I take a slow tour of the room, my eyes scanning the laminated paper on the tables for the basic information about the trees and hedges on display. Most of them are in their winter bark but a few have a display of evergreen leaves and spikes. A small crowd is fast gathering in the large council room. Today, the local council is offering free trees and wildflower seeds packets as part of their response to the climate crisis. The advert claimed that "All trees/hedges should fit in a standard car." I took this to mean, it would fit in a standard bicycle pannier. Volunteers seem amazed at the boldness of my action: I have come on a bicycle.

I do not have the energy to explain cars are not needed for this, words fogged up in my brain and all I can say is 'It's fine. I've carried a lot worse on my bike'. I smile full of confidence and nonchalance. What I want is a discussion on why for a hyper local event in response to the climate crisis, the ad made no mention that 'all trees will fit in a standard bicycle pannier or a large backpack to be carried home on foot.' The car park is filled with vehicles and I see no one on a bicycle or on foot.
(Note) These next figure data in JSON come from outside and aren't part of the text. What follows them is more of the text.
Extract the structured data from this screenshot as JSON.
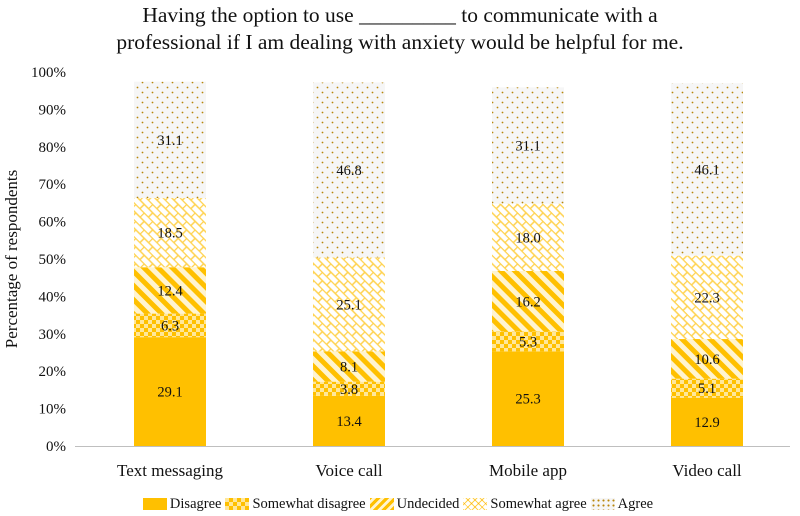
{
  "chart_data": {
    "type": "bar",
    "stacked": true,
    "title_line1": "Having the option to use _________ to communicate with a",
    "title_line2": "professional if I am dealing with anxiety would be helpful for me.",
    "xlabel": "",
    "ylabel": "Percentage of respondents",
    "ylim": [
      0,
      100
    ],
    "yticks": [
      "0%",
      "10%",
      "20%",
      "30%",
      "40%",
      "50%",
      "60%",
      "70%",
      "80%",
      "90%",
      "100%"
    ],
    "categories": [
      "Text messaging",
      "Voice call",
      "Mobile app",
      "Video call"
    ],
    "series": [
      {
        "name": "Disagree",
        "values": [
          29.1,
          13.4,
          25.3,
          12.9
        ],
        "labels": [
          "29.1",
          "13.4",
          "25.3",
          "12.9"
        ],
        "color": "#FFC000",
        "pattern": "solid"
      },
      {
        "name": "Somewhat disagree",
        "values": [
          6.3,
          3.8,
          5.3,
          5.1
        ],
        "labels": [
          "6.3",
          "3.8",
          "5.3",
          "5.1"
        ],
        "color": "#FFC000",
        "pattern": "checker"
      },
      {
        "name": "Undecided",
        "values": [
          12.4,
          8.1,
          16.2,
          10.6
        ],
        "labels": [
          "12.4",
          "8.1",
          "16.2",
          "10.6"
        ],
        "color": "#FFC000",
        "pattern": "wide-diagonal"
      },
      {
        "name": "Somewhat agree",
        "values": [
          18.5,
          25.1,
          18.0,
          22.3
        ],
        "labels": [
          "18.5",
          "25.1",
          "18.0",
          "22.3"
        ],
        "color": "#FFC000",
        "pattern": "brick"
      },
      {
        "name": "Agree",
        "values": [
          31.1,
          46.8,
          31.1,
          46.1
        ],
        "labels": [
          "31.1",
          "46.8",
          "31.1",
          "46.1"
        ],
        "color": "#B8860B",
        "pattern": "dots"
      }
    ],
    "legend_position": "bottom",
    "grid": false
  }
}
I let the enthusiastic volunteer wrap the firethorn I have picked in black plastic bags even though it is unnecessary, and I let another volunteer sign me up for a mailing list about a planned new community orchard even though the physical work is beyond what I can do. I am fatigued today. I should not have come but I could not the resist the offer of a free tree and wildflower seeds. As soon as I can, I return to my bicycle and pedal home. My head is filled with the possibilities of future trips, of different outings, of a return to my commute. I have learned the day before that my uncle is sending some money to all his niece and nephews, enough that I can consider an electric bicycle without taking out a loan for it.

The idea slowly sinks in and sticks to my brain. I know next to nothing about electric bicycles other than they are expensive. I am not even sure they would allow me to cycle more but I have but I have a strong suspicion that they would. I know they do not power me forward. I would still have to pedal but I would not have to pedal quite as hard. I could return to my commute, the one I miss with such force that it hurts to think of it, of the dark wet lanes full of potholes and tree shadows. I could again take a train and cycle somewhere nice for a picnic. I could broaden the range of campsites available to me. I could... I stop myself. I have not ever sat atop an electric bike. I do not not even know what to look for.

I secure my bicycle under the shed, unlock my phone, and open Mastodon. I ask about electric bikes and wait. As I wait, I leave the tree in the garden, in the sunniest spot I can find. 'We're going to have to wait until the ground returns to mush and mud before we plant you.' I trash the bin bags that wrapped it into the black bin outside the house and get back inside.

I brew a cup of tea and settle at the computer to start my research on electric bikes. I feel giddy with excitement. For the first time in months, I can glimpse the possibility of a future in which cycling is again a part of my life, in which my world opens up wider than the boundaries of my garden and local parks.

PS: recommendations and advice about electric bikes are still very much welcomed.